The first detection was made in October 2014 while Rosetta was just 10 km from the comet. The next occasion was during a flyby in March 2015, when it was 30–15 km from the nucleus.

Glycine was also seen on other occasions associated with outbursts from the comet in the month leading up to perihelion, when Rosetta was more than 200 km from the nucleus but surrounded by a lot of dust.

“We see a strong link between glycine and dust, suggesting that it is probably released perhaps with other volatiles from the icy mantles of the dust grains once they have warmed up in the coma,” says Kathrin.

Glycine turns into gas only when it reaches temperatures just below 150°C, meaning that usually little is released from the comet’s surface or subsurface because of the low temperatures. This accounts for the fact that Rosetta does not always detect it.

“Glycine is the only amino acid that is known to be able to form without liquid water, and the fact we see it with the precursor molecules and dust suggests it is formed within interstellar icy dust grains or by the ultraviolet irradiation of ice, before becoming bound up and conserved in the comet for billions of years,” adds Kathrin.

Another exciting detection made by Rosetta and described in the paper is of phosphorus, a key element in all known living organisms.
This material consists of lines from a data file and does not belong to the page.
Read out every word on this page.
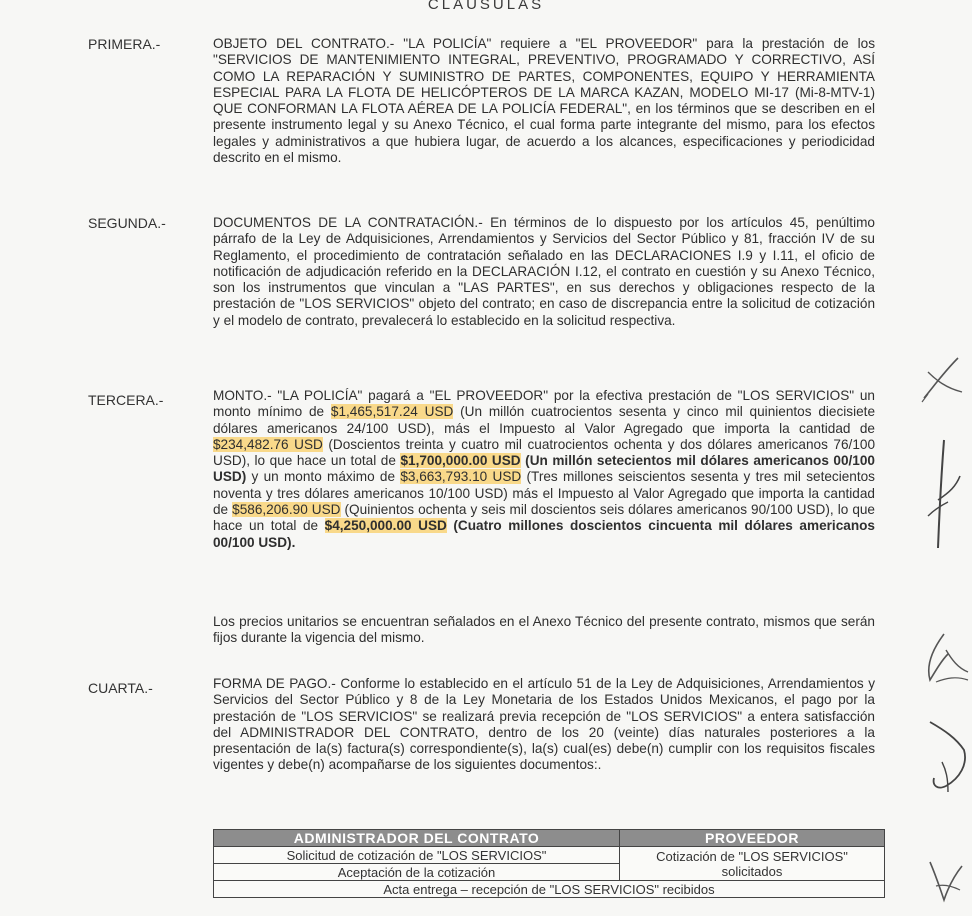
CLAUSULAS
PRIMERA.-	OBJETO DEL CONTRATO.- "LA POLICÍA" requiere a "EL PROVEEDOR" para la prestación de los "SERVICIOS DE MANTENIMIENTO INTEGRAL, PREVENTIVO, PROGRAMADO Y CORRECTIVO, ASÍ COMO LA REPARACIÓN Y SUMINISTRO DE PARTES, COMPONENTES, EQUIPO Y HERRAMIENTA ESPECIAL PARA LA FLOTA DE HELICÓPTEROS DE LA MARCA KAZAN, MODELO MI-17 (Mi-8-MTV-1) QUE CONFORMAN LA FLOTA AÉREA DE LA POLICÍA FEDERAL", en los términos que se describen en el presente instrumento legal y su Anexo Técnico, el cual forma parte integrante del mismo, para los efectos legales y administrativos a que hubiera lugar, de acuerdo a los alcances, especificaciones y periodicidad descrito en el mismo.
SEGUNDA.-	DOCUMENTOS DE LA CONTRATACIÓN.- En términos de lo dispuesto por los artículos 45, penúltimo párrafo de la Ley de Adquisiciones, Arrendamientos y Servicios del Sector Público y 81, fracción IV de su Reglamento, el procedimiento de contratación señalado en las DECLARACIONES I.9 y I.11, el oficio de notificación de adjudicación referido en la DECLARACIÓN I.12, el contrato en cuestión y su Anexo Técnico, son los instrumentos que vinculan a "LAS PARTES", en sus derechos y obligaciones respecto de la prestación de "LOS SERVICIOS" objeto del contrato; en caso de discrepancia entre la solicitud de cotización y el modelo de contrato, prevalecerá lo establecido en la solicitud respectiva.
TERCERA.-	MONTO.- "LA POLICÍA" pagará a "EL PROVEEDOR" por la efectiva prestación de "LOS SERVICIOS" un monto mínimo de $1,465,517.24 USD (Un millón cuatrocientos sesenta y cinco mil quinientos diecisiete dólares americanos 24/100 USD), más el Impuesto al Valor Agregado que importa la cantidad de $234,482.76 USD (Doscientos treinta y cuatro mil cuatrocientos ochenta y dos dólares americanos 76/100 USD), lo que hace un total de $1,700,000.00 USD (Un millón setecientos mil dólares americanos 00/100 USD) y un monto máximo de $3,663,793.10 USD (Tres millones seiscientos sesenta y tres mil setecientos noventa y tres dólares americanos 10/100 USD) más el Impuesto al Valor Agregado que importa la cantidad de $586,206.90 USD (Quinientos ochenta y seis mil doscientos seis dólares americanos 90/100 USD), lo que hace un total de $4,250,000.00 USD (Cuatro millones doscientos cincuenta mil dólares americanos 00/100 USD).
Los precios unitarios se encuentran señalados en el Anexo Técnico del presente contrato, mismos que serán fijos durante la vigencia del mismo.
CUARTA.-	FORMA DE PAGO.- Conforme lo establecido en el artículo 51 de la Ley de Adquisiciones, Arrendamientos y Servicios del Sector Público y 8 de la Ley Monetaria de los Estados Unidos Mexicanos, el pago por la prestación de "LOS SERVICIOS" se realizará previa recepción de "LOS SERVICIOS" a entera satisfacción del ADMINISTRADOR DEL CONTRATO, dentro de los 20 (veinte) días naturales posteriores a la presentación de la(s) factura(s) correspondiente(s), la(s) cual(es) debe(n) cumplir con los requisitos fiscales vigentes y debe(n) acompañarse de los siguientes documentos:.
ADMINISTRADOR DEL CONTRATO	PROVEEDOR
Solicitud de cotización de "LOS SERVICIOS"	Cotización de "LOS SERVICIOS" solicitados
Aceptación de la cotización	
Acta entrega – recepción de "LOS SERVICIOS" recibidos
For example, it is found in the structural framework of DNA and in cell membranes, and it is used in transporting chemical energy within cells for metabolism.
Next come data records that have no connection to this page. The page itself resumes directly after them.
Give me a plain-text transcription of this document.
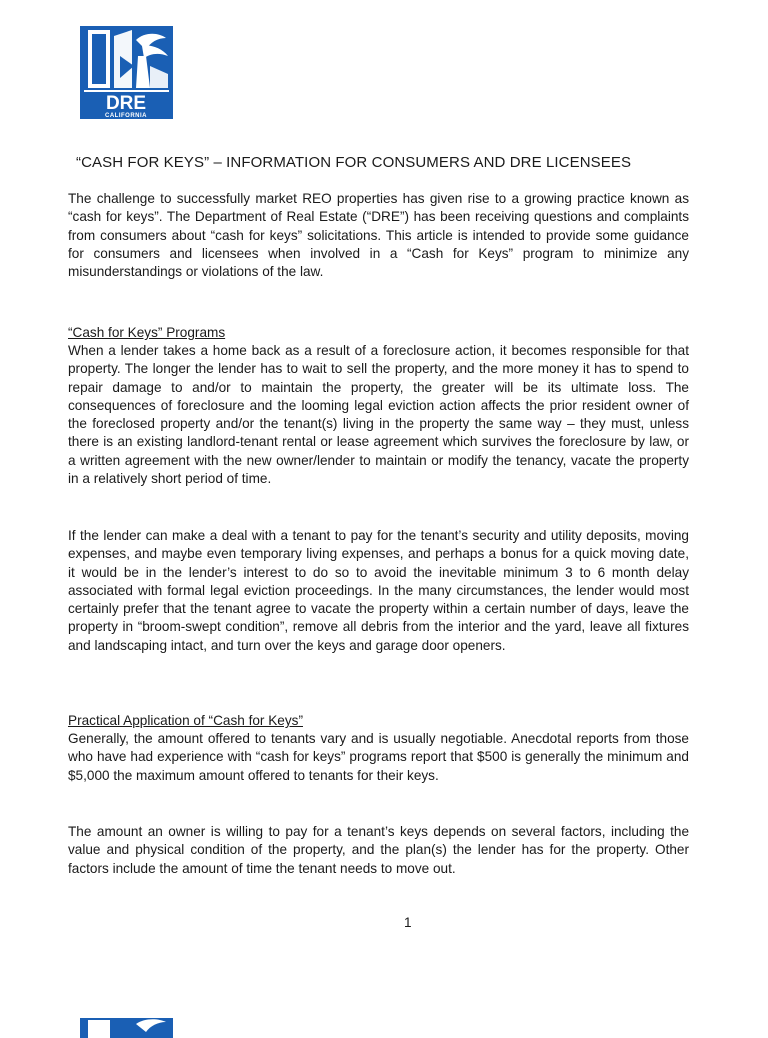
DRE
CALIFORNIA
“CASH FOR KEYS” – INFORMATION FOR CONSUMERS AND DRE LICENSEES

The challenge to successfully market REO properties has given rise to a growing practice known as “cash for keys”. The Department of Real Estate (“DRE”) has been receiving questions and complaints from consumers about “cash for keys” solicitations. This article is intended to provide some guidance for consumers and licensees when involved in a “Cash for Keys” program to minimize any misunderstandings or violations of the law.

“Cash for Keys” Programs

When a lender takes a home back as a result of a foreclosure action, it becomes responsible for that property. The longer the lender has to wait to sell the property, and the more money it has to spend to repair damage to and/or to maintain the property, the greater will be its ultimate loss. The consequences of foreclosure and the looming legal eviction action affects the prior resident owner of the foreclosed property and/or the tenant(s) living in the property the same way – they must, unless there is an existing landlord-tenant rental or lease agreement which survives the foreclosure by law, or a written agreement with the new owner/lender to maintain or modify the tenancy, vacate the property in a relatively short period of time.

If the lender can make a deal with a tenant to pay for the tenant’s security and utility deposits, moving expenses, and maybe even temporary living expenses, and perhaps a bonus for a quick moving date, it would be in the lender’s interest to do so to avoid the inevitable minimum 3 to 6 month delay associated with formal legal eviction proceedings. In the many circumstances, the lender would most certainly prefer that the tenant agree to vacate the property within a certain number of days, leave the property in “broom-swept condition”, remove all debris from the interior and the yard, leave all fixtures and landscaping intact, and turn over the keys and garage door openers.

Practical Application of “Cash for Keys”

Generally, the amount offered to tenants vary and is usually negotiable. Anecdotal reports from those who have had experience with “cash for keys” programs report that $500 is generally the minimum and $5,000 the maximum amount offered to tenants for their keys.

The amount an owner is willing to pay for a tenant’s keys depends on several factors, including the value and physical condition of the property, and the plan(s) the lender has for the property. Other factors include the amount of time the tenant needs to move out.

1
“There is still a lot of uncertainty regarding the chemistry on early Earth and there is of course a huge evolutionary gap to fill between the delivery of these ingredients via cometary impacts and life taking hold,” says co-author Hervé Cottin.

“But the important point is that comets have not really changed in 4.5 billion years: they grant us direct access to some of the ingredients that likely ended up in the prebiotic soup that eventually resulted in the origin of life on Earth.”

“The multitude of organic molecules already identified by Rosetta, now joined by the exciting confirmation of fundamental ingredients like glycine and phosphorous, confirms our idea that comets have the potential to deliver key molecules for prebiotic chemistry,” says Matt Taylor, ESA’s Rosetta project scientist.

“Demonstrating that comets are reservoirs of primitive material in the Solar System and vessels that could have transported these vital ingredients to Earth, is one of the key goals of the Rosetta mission, and we are delighted with this result.”

Notes for Editors

“Prebiotic chemicals – amino acid and phosphorus – in the coma of comet 67P/Churyumov–Gerasimenko”, by K. Altwegg et al is published in the journal Science Advances.